15.4.11

ALORS OUI, LE DOCUMENTAIRE…

C'est bien cela. J'ai bien constaté encore le même travers à Nyon (au festival Visions du Réel), qui est un des grands problèmes du documentaire actuel, à mon sens : le glissement systématique de cette catégorie cinématographique vers le reportage style journal télévisé, ou pire, le magazine de société, de préférence dramatique ou misérabiliste. Autrefois, les dames patronnesses avaient leurs pauvres, leur donnaient quelques sous, des vieux vêtements, avant de regagner leurs logis cossus. Avec le documentaire il se passe un peu la même chose. On va témoigner, voire militer (alors qu'on n'est pas politiquement actif) par le biais du cinéma, en filmant par exemple des sans-papiers reconduits manu militari à la frontière, et puis on rentre chez soi, pénard, avec ses bobines, et on en fait un beau film montré dans les festivals. Applaudissements. D'autres fois on va filmer les victimes du sida en Afrique, les femmes maltraitées ailleurs, etc. On filme ces misérables, mais parfois on ne lève pas le petit doigt pour eux. On préfère les filmer. C'est un cinéma de la commisération, que certains appellent documentaire, mais que j'appellerais document à thèse ou bien thèse illustrée. Combien de films à Nyon sur des malades du cancer en phase terminale. J'appelle ça une forme de complaisance, ou bien des clichés politiquement corrects. Le documentaire ne peut pas être le réceptacle ou le miroir de la misère du monde. Elle peut être un de ses objets, mais pas son objet central. Ce qui manque dans ce cinéma c'est un regard particulier, un travail sur la durée, la contemplation, le paysage, les choses. Bien sûr il y a un peu de cela un peu partout, mais la tendance ethnographique, anthropologique, c'est à dire para ou pseudo-scientifique, para ou pseudo-sociale domine de part en part. Le documentaire de création que j'appelle de mes vœux a une part encore trop réduite. Bien sûr, il y a certains cinéastes qui arrivent à concilier tout, à contenter moi et les autres, comme Alexandre Sokourov, avec son film sur deux vieilles femmes au Kurdistan irakien, ou Robert Greene avec son portrait intimiste d'une adolescente en Alabama…
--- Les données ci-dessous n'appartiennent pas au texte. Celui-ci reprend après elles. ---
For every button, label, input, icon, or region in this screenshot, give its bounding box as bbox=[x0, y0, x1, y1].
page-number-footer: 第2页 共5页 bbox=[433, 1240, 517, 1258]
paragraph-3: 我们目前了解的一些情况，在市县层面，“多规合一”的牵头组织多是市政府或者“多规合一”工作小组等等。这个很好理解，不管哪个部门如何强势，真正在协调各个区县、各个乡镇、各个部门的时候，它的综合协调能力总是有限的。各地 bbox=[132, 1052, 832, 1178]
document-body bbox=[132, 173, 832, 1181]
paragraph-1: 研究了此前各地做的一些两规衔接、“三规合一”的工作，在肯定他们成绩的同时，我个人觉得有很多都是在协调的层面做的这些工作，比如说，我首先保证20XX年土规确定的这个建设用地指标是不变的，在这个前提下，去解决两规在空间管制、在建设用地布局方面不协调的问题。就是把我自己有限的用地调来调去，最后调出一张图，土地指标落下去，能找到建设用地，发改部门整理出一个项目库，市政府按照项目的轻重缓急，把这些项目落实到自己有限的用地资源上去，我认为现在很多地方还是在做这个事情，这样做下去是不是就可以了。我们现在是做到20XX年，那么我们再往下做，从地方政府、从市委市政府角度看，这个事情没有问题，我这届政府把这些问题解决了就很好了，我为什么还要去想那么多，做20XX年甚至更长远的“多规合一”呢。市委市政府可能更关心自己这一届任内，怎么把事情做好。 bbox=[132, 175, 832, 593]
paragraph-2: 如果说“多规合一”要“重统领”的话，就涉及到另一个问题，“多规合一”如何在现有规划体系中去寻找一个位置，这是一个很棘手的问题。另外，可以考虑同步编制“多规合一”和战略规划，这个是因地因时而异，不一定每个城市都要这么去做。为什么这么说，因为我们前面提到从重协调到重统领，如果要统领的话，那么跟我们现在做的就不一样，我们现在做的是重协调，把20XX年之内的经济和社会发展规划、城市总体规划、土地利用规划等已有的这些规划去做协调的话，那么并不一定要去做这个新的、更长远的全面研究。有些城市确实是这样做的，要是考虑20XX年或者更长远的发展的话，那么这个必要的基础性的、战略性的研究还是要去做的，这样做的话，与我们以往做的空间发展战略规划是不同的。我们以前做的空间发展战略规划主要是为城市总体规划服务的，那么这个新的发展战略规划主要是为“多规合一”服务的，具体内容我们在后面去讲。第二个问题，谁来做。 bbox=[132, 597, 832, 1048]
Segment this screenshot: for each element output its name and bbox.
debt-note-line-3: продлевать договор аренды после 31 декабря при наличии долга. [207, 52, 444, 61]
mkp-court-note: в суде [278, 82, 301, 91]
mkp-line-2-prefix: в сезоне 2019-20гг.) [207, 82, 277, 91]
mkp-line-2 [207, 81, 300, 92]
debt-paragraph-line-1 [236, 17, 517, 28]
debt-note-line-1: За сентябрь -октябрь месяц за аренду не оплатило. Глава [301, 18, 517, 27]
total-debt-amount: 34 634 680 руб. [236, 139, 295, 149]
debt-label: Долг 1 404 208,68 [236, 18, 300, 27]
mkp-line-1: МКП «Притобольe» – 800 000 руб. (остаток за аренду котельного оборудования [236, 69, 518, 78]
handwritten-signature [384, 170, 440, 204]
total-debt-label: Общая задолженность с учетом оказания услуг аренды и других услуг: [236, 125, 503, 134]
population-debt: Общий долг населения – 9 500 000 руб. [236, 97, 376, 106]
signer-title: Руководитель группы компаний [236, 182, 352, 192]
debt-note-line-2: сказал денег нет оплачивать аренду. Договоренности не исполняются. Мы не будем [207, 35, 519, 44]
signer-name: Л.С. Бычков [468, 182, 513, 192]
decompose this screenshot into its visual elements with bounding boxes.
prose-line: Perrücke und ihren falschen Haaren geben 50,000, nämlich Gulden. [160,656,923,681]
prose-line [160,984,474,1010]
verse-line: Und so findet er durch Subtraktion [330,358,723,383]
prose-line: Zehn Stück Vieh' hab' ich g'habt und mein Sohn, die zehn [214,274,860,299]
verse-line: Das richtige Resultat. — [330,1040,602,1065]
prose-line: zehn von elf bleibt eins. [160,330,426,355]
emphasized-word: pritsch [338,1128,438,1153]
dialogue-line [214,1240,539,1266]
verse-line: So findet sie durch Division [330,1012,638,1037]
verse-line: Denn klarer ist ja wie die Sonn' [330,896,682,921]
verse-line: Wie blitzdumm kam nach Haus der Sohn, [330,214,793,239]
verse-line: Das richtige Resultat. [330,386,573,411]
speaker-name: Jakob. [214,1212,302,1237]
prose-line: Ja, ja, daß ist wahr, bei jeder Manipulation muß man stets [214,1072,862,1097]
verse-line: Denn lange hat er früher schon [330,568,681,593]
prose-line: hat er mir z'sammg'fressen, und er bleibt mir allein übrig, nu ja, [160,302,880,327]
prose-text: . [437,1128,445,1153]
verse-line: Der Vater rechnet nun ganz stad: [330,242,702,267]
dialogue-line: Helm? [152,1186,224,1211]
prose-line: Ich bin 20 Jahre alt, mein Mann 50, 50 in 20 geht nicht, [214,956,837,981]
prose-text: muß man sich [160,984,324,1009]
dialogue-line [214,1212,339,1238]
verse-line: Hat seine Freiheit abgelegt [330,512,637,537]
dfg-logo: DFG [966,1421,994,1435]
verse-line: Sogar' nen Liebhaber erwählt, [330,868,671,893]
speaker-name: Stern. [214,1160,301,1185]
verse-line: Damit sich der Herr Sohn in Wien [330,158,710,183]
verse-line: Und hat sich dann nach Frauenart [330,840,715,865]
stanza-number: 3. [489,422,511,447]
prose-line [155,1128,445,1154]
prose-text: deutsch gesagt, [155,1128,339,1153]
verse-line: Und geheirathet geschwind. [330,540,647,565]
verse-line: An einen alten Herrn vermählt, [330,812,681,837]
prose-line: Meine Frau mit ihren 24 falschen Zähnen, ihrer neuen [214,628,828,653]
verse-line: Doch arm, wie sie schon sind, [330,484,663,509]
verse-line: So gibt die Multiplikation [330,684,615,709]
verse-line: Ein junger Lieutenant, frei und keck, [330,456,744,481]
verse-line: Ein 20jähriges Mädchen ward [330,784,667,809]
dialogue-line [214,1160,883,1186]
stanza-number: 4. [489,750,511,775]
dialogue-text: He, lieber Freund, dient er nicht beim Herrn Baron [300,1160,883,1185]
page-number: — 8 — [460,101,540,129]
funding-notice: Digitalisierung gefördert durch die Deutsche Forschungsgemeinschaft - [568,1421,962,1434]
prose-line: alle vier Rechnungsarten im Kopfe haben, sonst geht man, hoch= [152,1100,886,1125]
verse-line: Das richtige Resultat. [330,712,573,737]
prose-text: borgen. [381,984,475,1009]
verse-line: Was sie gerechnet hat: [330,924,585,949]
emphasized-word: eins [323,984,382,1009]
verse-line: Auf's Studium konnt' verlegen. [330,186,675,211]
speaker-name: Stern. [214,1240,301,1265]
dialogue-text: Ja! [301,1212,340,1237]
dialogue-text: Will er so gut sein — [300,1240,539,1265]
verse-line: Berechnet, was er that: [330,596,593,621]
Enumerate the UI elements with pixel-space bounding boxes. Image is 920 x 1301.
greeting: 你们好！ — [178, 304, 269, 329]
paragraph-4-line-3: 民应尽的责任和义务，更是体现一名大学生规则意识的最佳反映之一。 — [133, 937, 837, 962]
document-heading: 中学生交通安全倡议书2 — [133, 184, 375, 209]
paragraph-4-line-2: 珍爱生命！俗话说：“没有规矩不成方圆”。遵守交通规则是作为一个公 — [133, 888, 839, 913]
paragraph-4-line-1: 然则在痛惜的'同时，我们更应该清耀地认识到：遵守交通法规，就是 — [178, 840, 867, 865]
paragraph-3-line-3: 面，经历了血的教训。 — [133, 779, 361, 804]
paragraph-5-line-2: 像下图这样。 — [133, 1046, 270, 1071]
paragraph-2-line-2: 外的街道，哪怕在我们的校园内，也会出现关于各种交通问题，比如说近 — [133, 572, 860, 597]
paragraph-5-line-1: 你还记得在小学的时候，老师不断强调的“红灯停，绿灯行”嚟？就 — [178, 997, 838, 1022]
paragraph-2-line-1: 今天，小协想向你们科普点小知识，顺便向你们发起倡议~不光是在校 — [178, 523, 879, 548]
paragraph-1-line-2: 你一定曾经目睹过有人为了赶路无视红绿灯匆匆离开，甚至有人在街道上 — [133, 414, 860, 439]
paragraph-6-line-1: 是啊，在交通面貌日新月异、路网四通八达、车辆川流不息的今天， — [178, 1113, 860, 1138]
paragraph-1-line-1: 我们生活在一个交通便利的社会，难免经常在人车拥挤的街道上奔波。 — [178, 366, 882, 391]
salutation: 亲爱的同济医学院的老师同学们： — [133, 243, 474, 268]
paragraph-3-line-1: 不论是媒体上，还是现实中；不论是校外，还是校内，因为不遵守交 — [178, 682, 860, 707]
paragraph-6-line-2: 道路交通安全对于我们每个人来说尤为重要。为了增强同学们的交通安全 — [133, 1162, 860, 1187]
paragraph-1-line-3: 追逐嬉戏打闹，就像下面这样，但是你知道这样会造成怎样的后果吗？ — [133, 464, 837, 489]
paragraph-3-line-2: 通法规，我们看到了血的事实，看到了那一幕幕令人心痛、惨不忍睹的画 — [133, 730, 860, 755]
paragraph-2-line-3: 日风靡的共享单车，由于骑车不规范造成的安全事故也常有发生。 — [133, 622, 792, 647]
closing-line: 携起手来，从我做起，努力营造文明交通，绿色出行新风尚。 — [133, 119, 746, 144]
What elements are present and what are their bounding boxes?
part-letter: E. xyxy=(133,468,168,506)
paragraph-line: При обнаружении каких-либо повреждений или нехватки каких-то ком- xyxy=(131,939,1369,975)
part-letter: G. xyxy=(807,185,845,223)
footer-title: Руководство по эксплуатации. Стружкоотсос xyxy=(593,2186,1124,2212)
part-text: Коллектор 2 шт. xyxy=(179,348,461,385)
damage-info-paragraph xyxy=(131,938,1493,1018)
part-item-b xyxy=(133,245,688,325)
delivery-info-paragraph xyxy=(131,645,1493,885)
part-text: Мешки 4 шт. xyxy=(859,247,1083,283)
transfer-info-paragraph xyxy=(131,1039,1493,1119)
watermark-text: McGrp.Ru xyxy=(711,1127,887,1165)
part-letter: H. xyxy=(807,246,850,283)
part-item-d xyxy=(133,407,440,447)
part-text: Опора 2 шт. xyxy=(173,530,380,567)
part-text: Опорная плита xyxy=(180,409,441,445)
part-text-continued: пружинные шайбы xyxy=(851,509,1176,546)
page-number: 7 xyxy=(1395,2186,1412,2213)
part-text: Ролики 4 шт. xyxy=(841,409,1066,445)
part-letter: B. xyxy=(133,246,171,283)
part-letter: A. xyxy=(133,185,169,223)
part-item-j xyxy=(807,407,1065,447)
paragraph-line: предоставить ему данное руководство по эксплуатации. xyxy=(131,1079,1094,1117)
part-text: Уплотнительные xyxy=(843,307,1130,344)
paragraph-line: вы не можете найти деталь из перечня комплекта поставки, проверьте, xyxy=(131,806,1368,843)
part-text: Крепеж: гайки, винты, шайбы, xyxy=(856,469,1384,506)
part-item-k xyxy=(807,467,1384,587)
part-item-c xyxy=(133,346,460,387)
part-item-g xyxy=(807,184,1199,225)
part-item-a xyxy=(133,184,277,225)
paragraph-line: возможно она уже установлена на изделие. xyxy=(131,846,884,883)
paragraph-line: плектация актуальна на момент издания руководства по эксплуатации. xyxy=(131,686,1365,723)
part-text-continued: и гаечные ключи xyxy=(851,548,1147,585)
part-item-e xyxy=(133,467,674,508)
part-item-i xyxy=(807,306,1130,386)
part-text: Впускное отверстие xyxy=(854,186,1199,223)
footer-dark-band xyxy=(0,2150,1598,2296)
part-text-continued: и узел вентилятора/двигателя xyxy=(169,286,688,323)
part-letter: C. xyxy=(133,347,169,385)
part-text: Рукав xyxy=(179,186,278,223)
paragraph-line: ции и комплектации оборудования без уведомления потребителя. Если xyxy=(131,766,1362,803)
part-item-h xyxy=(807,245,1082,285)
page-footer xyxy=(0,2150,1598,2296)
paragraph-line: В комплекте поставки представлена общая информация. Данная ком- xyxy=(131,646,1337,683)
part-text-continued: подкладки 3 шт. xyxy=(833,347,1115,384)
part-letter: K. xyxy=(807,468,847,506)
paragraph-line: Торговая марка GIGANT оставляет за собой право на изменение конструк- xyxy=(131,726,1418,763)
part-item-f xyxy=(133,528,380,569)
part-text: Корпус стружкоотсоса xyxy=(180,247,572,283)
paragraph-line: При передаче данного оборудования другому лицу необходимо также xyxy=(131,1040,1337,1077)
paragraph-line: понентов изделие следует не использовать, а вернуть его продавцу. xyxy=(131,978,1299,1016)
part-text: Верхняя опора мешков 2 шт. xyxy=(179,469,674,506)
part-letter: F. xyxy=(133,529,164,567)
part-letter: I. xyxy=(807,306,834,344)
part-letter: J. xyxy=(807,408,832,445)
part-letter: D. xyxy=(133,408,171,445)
Par ailleurs il y a cette obsession du récit, qui ne fait pas que du bien. A mon avis de nombreux cinéastes se trompent. Ils prennent le cinéma pour un art du temps, alors qu'à mon sens c'est ou ça devrait être un art de l'espace. C'est ce que je me suis dit en regardant un court métrage d'un cinéaste que par ailleurs j'estime, José-Luis Guérin. Répondant à une commande d'un musée sur la peinture, il a réalisé des "lettres filmées" à une conservatrice. Evoquant la peinture classique comme il peut, par toutes sortes d'analogies, il parle des toiles sous l'angle exclusif du récit. C'est à dire qu'il ne voit dans ces œuvres que des histoires, des personnages. Exit, la couleur (ses docus sont en noir et blanc !), la forme, la lumière, et même la profondeur. Ce qui est représenté physiquement, les différents plans à l'intérieur d'un tableau, passent à la trappe. C'est un peu le même problème qu'avec les documentaires moyens. On veut raconter une histoire coûte que coûte, quitte à oublier où on est, qui on est, qui on filme, d'où on filme, comment. Quelle est la texture de l'image, quelle est la couleur… A la limite on n'attend pas patiemment qu'il se passe quelque chose en restant à l'affût, mais on va au devant des événements, quitte à les provoquer, directement ou indirectement, pour alimenter son film… Le cinéma actuel manque de regard(s). On ne regarde plus, on montre, on démontre, on raconte.